By Kate Chapman of NZPA

Wellington, June 15 NZPA - As the Welfare Working Group explores ways to improve the welfare system and get beneficiaries into work Social Development Minister Paula Bennett has had to defend the reform.

Labour deputy leader Annette King said a recent report by the Human Rights Commission showed a lack of work was the critical component of why people were not working.

Ms King also questioned Ms Bennett over her statement that the "ugly side" of New Zealand may surface in relation to welfare reform.

Ms Bennett said "let me assure the member I did not mean her or her colleagues".

She said she also expected to see "hope and aspiration, compassion and understanding".

Welfare reform was important to ensure the system remained sustainable into the future, Ms Bennett said.

Debate over the system must be done without prejudice.

About 30 percent of those on welfare had been on it for four years or more which showed "there are certainly people that when the work was available they were not taking it up".
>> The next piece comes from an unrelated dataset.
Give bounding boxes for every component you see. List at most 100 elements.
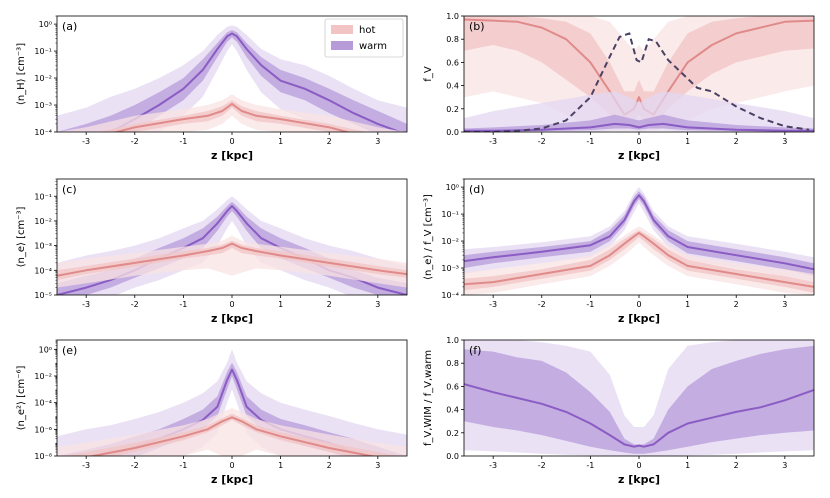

"We want to find a way to help those people into work when jobs become available."

Other countries were also reforming their welfare systems to focus on getting people into work, Ms Bennett said.

Ireland would stop benefits for parents when their youngest child reached 14, Australia was moving to part-time work test parents with a youngest child seven or over and the new government in the United Kingdom had said it would replace existing welfare work initiatives with a single programme to get people into work.

However there was no simple solution to some welfare dependency, she said.

The working group, chaired by former Commerce Commission chairwoman Paula Rebstock, is receiving submissions, hosting forums and holding workshops.

It will present a final report to the Government by December.

Among options being considered by the group was an insurance-based welfare system.

Under such a system workers and employers pay levies, like ACC, into social insurance funds.

When a worker gets sick, disabled or becomes unemployed the funds pay out a proportion of their previous income.

The insurance payouts typically last a year or two and then drop to a flat-rate.

The group was also told about American states which set time limits on benefits for sole parents to get them back to work.